Many Japanese corporate pension funds treat fixed income as core assets with bonds accounting for more than 30 per cent of domestic corporate pension funds’ total assets. This indicates both domestic and foreign, including non-hedged bonds, and there is no doubt that this is an important asset for the pension industry.

Shifting into alternatives

However, the 538.6 billion yen ($3.6 billion) Daiwa Houses Industry Pension Fund, has already slashed its allocations for fixed income while the fund has diversified its portfolio excessively by sharply pouring into alternative investments.

“For my part, I think it would be better not to have the same excessive expectations for bond investments as we had in the past,” Toru Yamane, investment management director of Japan’s largest homebuilder, said in a panel discussion during the second day of the 17th Global Fiduciary Symposium in Tokyo on November 14, 2023.

“Our domestic and foreign bond allocation for both domestic and foreign bonds only accounts for 5.5 per cent of our entire assets,” Yamane told a panel discussion. “From anyone’s eyes, this doesn’t look like a core asset, but this doesn’t mean that we treat the asset class as unnecessary.”

He went on to explain the fund’s strategy in fixed income, saying the pension fund considers bonds as one of the components to diversify its portfolio but it also takes exposures in fixed income through alternatives on top of traditional bond investment of 5.5 per cent, bringing the overall total of bond products to 11 per cent.

Normal yield curve

A chief investment officer of a corporate pension fund based in western Japan, who spoke on the condition of anonymity, said he was looking for an opportunity to take exposures to traditional US bond investment.
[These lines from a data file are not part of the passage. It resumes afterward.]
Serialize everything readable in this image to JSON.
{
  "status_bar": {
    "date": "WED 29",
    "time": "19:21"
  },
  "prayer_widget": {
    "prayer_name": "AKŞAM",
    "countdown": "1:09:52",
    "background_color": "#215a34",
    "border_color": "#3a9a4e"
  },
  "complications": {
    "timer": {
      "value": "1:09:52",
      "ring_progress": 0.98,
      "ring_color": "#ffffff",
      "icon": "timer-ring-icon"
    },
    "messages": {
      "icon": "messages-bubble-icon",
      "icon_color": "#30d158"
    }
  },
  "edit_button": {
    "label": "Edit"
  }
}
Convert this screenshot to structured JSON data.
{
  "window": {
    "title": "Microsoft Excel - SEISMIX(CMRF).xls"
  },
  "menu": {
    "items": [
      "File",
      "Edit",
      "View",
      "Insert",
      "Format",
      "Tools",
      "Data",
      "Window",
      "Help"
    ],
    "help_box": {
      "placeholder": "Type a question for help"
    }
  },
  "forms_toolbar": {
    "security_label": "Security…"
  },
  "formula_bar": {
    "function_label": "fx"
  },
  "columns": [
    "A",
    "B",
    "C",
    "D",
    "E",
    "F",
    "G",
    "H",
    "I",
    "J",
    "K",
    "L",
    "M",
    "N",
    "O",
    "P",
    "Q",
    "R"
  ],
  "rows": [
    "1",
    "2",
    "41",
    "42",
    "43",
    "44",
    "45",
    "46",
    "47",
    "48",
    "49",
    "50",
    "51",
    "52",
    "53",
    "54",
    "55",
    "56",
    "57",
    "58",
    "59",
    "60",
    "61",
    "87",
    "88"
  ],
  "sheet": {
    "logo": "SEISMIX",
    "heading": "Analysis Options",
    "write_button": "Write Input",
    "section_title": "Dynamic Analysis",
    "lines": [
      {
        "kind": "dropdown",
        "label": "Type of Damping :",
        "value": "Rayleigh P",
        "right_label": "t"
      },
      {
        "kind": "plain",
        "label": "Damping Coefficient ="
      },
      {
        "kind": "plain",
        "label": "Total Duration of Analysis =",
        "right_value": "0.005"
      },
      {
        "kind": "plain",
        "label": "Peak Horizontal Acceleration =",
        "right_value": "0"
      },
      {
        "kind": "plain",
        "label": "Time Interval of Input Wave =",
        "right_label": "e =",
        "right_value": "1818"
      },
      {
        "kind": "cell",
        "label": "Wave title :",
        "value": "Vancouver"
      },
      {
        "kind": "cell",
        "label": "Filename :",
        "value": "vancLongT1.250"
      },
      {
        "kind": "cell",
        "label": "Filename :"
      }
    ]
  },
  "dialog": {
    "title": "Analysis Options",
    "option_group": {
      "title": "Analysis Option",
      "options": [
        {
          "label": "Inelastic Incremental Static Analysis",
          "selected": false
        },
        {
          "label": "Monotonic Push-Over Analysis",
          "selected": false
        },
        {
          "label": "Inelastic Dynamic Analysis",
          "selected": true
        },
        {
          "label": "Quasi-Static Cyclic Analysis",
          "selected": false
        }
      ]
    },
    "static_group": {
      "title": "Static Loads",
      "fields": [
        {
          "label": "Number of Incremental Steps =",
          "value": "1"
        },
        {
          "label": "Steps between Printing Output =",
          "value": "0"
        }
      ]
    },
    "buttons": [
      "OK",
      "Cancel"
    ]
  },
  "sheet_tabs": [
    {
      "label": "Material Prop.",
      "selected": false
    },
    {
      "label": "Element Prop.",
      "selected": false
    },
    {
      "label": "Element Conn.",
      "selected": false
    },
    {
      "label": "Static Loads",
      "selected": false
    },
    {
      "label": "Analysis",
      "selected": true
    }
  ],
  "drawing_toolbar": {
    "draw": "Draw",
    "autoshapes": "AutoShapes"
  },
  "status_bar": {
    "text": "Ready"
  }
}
High currency hedging cost has made the pension fund difficult to buy US fixed income, forcing the fund to park their assets into short-term US MMF.

The chief investment officer is now looking for the timing for the yield curve to normalise to start full-fledged investment in US fixed income.

“Pension funds should take a long-term strategy but it’s not appropriate to their strategy frequently,” he said. “We have to wait until the yield curve normalises and if that happens, we’ll start investing in US long-term bonds.”

Rising global interest rates and currency hedging costs have given headaches to other portfolio managers, prompting them to refrain from currency-hedged foreign bond investments and seek shelter from Japanese government bonds. They were closely watching the Bank of Japan’s monetary policy to see when the bank would start raising its interest rates.

As for Gakuji Takahashi, chief director at Nikkei Pension Fund, he recently parked about two billion yen worth of funds from proceeds gained from domestic and foreign equities into domestic bonds.

Potentially, there is more of a likelihood of dealing capital loss from domestic bond investment as the BOJ is expected to alter its excessive monetary stimulus policy and see raising interest rates, with uncertainty prevailing about when the Japanese interest rates will settle down.

“In any case, domestic bond investment could deal capital loss,” Takahashi said. “In such a condition, we chose the strategy to focus on short-term domestic credit. Until the BOJ’s monetary policy is clear, we’re planning to take such a strategy as a precautious measure.”